We are delighted to have signed Avril Joy’s second novel Sometimes A River Song. Set among the boat people on the White River in Arkansas in the 1930s, this poignant story chronicles Aiyana Weir’s spirited determination to break away from the condemned lives of the women who live in a community defined and dominated by a brutal patriarchy. Aiyana’s voice, at first uneducated, hesitant and unique, chronicles her secret pursuit of literacy – her only means of escape from the abuse of her father and from the man to whom she is casually given. Her grandmother, an archetypal figure steeped in wisdom and folk lore and her brother Lyle are her only allies as she painstakingly makes plans to leave the river she knows and loves.

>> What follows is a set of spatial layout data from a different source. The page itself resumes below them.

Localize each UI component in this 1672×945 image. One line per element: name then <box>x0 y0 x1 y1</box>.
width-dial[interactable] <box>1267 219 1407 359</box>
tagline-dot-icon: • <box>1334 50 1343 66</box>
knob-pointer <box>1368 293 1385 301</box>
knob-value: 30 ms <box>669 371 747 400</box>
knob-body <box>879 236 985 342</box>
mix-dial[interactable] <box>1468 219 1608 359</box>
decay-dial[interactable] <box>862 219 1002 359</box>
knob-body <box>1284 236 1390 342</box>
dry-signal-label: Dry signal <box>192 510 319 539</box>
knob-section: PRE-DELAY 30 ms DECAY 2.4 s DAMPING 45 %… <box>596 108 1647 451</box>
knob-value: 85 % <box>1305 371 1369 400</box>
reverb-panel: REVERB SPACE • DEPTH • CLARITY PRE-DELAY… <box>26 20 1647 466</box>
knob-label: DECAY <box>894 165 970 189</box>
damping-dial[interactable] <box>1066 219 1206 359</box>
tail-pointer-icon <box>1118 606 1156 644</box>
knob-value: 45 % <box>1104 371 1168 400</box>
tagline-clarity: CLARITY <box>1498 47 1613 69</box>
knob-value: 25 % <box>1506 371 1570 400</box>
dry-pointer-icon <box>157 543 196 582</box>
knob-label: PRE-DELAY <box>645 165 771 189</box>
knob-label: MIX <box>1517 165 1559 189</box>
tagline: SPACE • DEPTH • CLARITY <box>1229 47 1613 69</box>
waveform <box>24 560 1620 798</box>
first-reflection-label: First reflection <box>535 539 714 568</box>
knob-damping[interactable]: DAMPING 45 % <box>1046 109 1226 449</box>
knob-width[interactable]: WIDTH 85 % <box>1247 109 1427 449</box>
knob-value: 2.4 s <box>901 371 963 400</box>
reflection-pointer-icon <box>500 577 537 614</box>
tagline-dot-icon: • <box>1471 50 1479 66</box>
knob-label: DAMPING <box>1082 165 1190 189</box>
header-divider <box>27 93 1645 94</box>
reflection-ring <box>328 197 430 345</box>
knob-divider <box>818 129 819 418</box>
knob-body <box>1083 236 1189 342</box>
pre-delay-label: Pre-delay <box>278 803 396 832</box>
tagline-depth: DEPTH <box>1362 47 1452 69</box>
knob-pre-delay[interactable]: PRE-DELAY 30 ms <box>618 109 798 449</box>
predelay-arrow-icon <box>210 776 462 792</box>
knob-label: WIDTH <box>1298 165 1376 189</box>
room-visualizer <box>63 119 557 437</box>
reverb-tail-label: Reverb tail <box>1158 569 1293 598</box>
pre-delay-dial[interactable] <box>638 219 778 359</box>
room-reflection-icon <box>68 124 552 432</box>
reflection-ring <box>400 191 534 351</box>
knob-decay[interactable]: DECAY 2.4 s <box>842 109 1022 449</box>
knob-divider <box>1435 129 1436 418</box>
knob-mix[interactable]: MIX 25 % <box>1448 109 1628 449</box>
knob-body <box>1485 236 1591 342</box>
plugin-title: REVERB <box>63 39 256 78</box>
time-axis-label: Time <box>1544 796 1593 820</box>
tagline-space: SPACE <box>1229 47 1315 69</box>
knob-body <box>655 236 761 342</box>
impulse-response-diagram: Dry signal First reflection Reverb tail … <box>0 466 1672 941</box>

Avril Joy was working with women prisoners as Writer in Residence when she won the Northern promise Award from New Writing North for her first novel, The Sweet Track which was published by Flambard Press in 2006. Two years later, she left HMP and has devoted her time to writing.

Avril has an impressive list of awards for her short stories:

In 2012 Millie and Bird won the Costa Short Story Award and has been published in The Story, Love, Loss and the Lives of Women – 100 short stories, chosen by Victoria Hislop.

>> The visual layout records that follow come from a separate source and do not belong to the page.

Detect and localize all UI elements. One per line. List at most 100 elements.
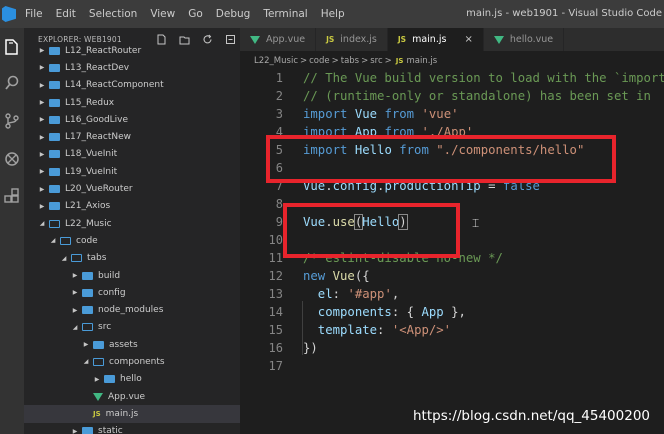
explorer-icon[interactable] xyxy=(3,38,21,56)
tree-item[interactable]: ▶ L14_ReactComponent xyxy=(24,77,240,94)
tree-item-label: L12_ReactRouter xyxy=(65,45,142,56)
chevron-right-icon: ▶ xyxy=(39,168,45,176)
folder-open-icon xyxy=(82,323,93,332)
line-number: 11 xyxy=(268,251,283,265)
file-tree: ▶ L12_ReactRouter ▶ L13_ReactDev ▶ L14_ReactC… xyxy=(24,42,240,434)
tab-label: hello.vue xyxy=(509,34,554,45)
code-token: }, xyxy=(443,305,466,319)
code-text: template: '<App/>' xyxy=(303,323,451,337)
tree-item[interactable]: ▶ L19_VueInit xyxy=(24,163,240,180)
extensions-icon[interactable] xyxy=(3,188,21,206)
search-icon[interactable] xyxy=(3,74,21,92)
code-token: }) xyxy=(303,341,318,355)
tree-item-label: L18_VueInit xyxy=(65,149,118,160)
menu-debug[interactable]: Debug xyxy=(216,8,251,20)
breadcrumb-separator: > xyxy=(384,56,392,66)
chevron-right-icon: ▶ xyxy=(72,306,78,314)
menu-help[interactable]: Help xyxy=(321,8,345,20)
tree-item[interactable]: App.vue xyxy=(24,388,240,405)
menu-terminal[interactable]: Terminal xyxy=(263,8,307,20)
chevron-right-icon: ▶ xyxy=(39,47,45,55)
code-token: , xyxy=(391,287,400,301)
folder-icon xyxy=(49,133,60,142)
tree-item[interactable]: ▶ static xyxy=(24,423,240,434)
tree-item[interactable]: ▶ L15_Redux xyxy=(24,94,240,111)
tree-item[interactable]: JS main.js xyxy=(24,405,240,423)
close-icon[interactable]: × xyxy=(464,34,472,45)
breadcrumb-item[interactable]: main.js xyxy=(406,56,437,66)
tree-item-label: main.js xyxy=(105,408,139,419)
code-text: el: '#app', xyxy=(303,287,399,301)
tree-item[interactable]: ▶ L21_Axios xyxy=(24,198,240,215)
code-token: '<App/>' xyxy=(391,323,452,337)
code-token: ({ xyxy=(354,269,370,283)
tree-item-label: static xyxy=(98,426,123,434)
menu-file[interactable]: File xyxy=(25,8,43,20)
code-token: '#app' xyxy=(347,287,392,301)
tab-main-js[interactable]: JS main.js × xyxy=(387,28,484,51)
code-line: 17 xyxy=(240,357,664,375)
tree-item[interactable]: ▶ hello xyxy=(24,371,240,388)
breadcrumb-item[interactable]: code xyxy=(309,56,330,66)
tree-item[interactable]: ▶ L18_VueInit xyxy=(24,146,240,163)
folder-icon xyxy=(49,202,60,211)
menu-selection[interactable]: Selection xyxy=(89,8,137,20)
tree-item[interactable]: ▶ L17_ReactNew xyxy=(24,128,240,145)
tree-item-label: L16_GoodLive xyxy=(65,114,129,125)
tab-index-js[interactable]: JS index.js xyxy=(316,28,388,51)
watermark: https://blog.csdn.net/qq_45400200 xyxy=(412,408,650,424)
code-token: : xyxy=(332,287,348,301)
tab-label: index.js xyxy=(340,34,377,45)
tree-item[interactable]: ▶ assets xyxy=(24,336,240,353)
code-token: el xyxy=(303,287,333,301)
vue-file-icon xyxy=(93,392,103,401)
tree-item[interactable]: ◢ components xyxy=(24,353,240,370)
breadcrumb-item[interactable]: tabs xyxy=(341,56,359,66)
code-line: 12 new Vue({ xyxy=(240,267,664,285)
folder-icon xyxy=(82,288,93,297)
tree-item[interactable]: ◢ L22_Music xyxy=(24,215,240,232)
tree-item-label: L22_Music xyxy=(65,218,112,229)
menu-view[interactable]: View xyxy=(150,8,175,20)
folder-open-icon xyxy=(93,357,104,366)
code-token: : xyxy=(377,323,392,337)
folder-open-icon xyxy=(71,254,82,263)
tree-item[interactable]: ▶ L12_ReactRouter xyxy=(24,42,240,59)
tree-item-label: L19_VueInit xyxy=(65,166,118,177)
tree-item[interactable]: ▶ node_modules xyxy=(24,301,240,318)
code-token: App xyxy=(421,305,444,319)
code-text: import Vue from 'vue' xyxy=(303,107,459,121)
tree-item[interactable]: ▶ build xyxy=(24,267,240,284)
tree-item-label: components xyxy=(109,356,165,367)
tree-item[interactable]: ◢ src xyxy=(24,319,240,336)
folder-icon xyxy=(49,81,60,90)
menu-bar: File Edit Selection View Go Debug Termin… xyxy=(25,8,358,20)
code-text: // The Vue build version to load with th… xyxy=(303,71,664,85)
tree-item[interactable]: ▶ L16_GoodLive xyxy=(24,111,240,128)
tab-hello-vue[interactable]: hello.vue xyxy=(483,28,565,51)
menu-go[interactable]: Go xyxy=(188,8,203,20)
tab-app-vue[interactable]: App.vue xyxy=(240,28,317,51)
debug-icon[interactable] xyxy=(3,150,21,168)
tree-item[interactable]: ◢ code xyxy=(24,232,240,249)
tree-item[interactable]: ▶ L13_ReactDev xyxy=(24,59,240,76)
line-number: 16 xyxy=(268,341,283,355)
tree-item[interactable]: ▶ config xyxy=(24,284,240,301)
tree-item-label: L14_ReactComponent xyxy=(65,80,164,91)
menu-edit[interactable]: Edit xyxy=(56,8,76,20)
folder-open-icon xyxy=(60,236,71,245)
breadcrumb-separator: > xyxy=(331,56,339,66)
highlight-box-import-hello xyxy=(266,135,616,183)
code-line: 3 import Vue from 'vue' xyxy=(240,105,664,123)
code-token: // (runtime-only or standalone) has been… xyxy=(303,89,651,103)
folder-icon xyxy=(93,340,104,349)
source-control-icon[interactable] xyxy=(3,112,21,130)
breadcrumb-item[interactable]: src xyxy=(370,56,382,66)
window-title: main.js - web1901 - Visual Studio Code xyxy=(466,8,662,19)
tree-item[interactable]: ▶ L20_VueRouter xyxy=(24,180,240,197)
vue-file-icon xyxy=(493,35,504,44)
tree-item-label: L17_ReactNew xyxy=(65,132,131,143)
breadcrumb-item[interactable]: L22_Music xyxy=(254,56,298,66)
tree-item[interactable]: ◢ tabs xyxy=(24,250,240,267)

In 2015 Millie and Bird and Tales of Paradise was longlisted for the Frank O’Connor award and published by Iron Press.

Other short stories have been shortlisted for: the Bridport prize 2014, the Manchester Prize for Fiction 2014, Granta Garden Memoir Writing Competition 2013, the Bristol Prize 2012.

Her stories have appeared in Structo Lit Magazine, the anthology Even Birds Are Chained to the Sky, the Newcastle Journal, The London Magazine and Roots anthology.

In 2015 How the River Breaks Your Heart was a semi-finalist in the Raymond Carver Short Story Competition.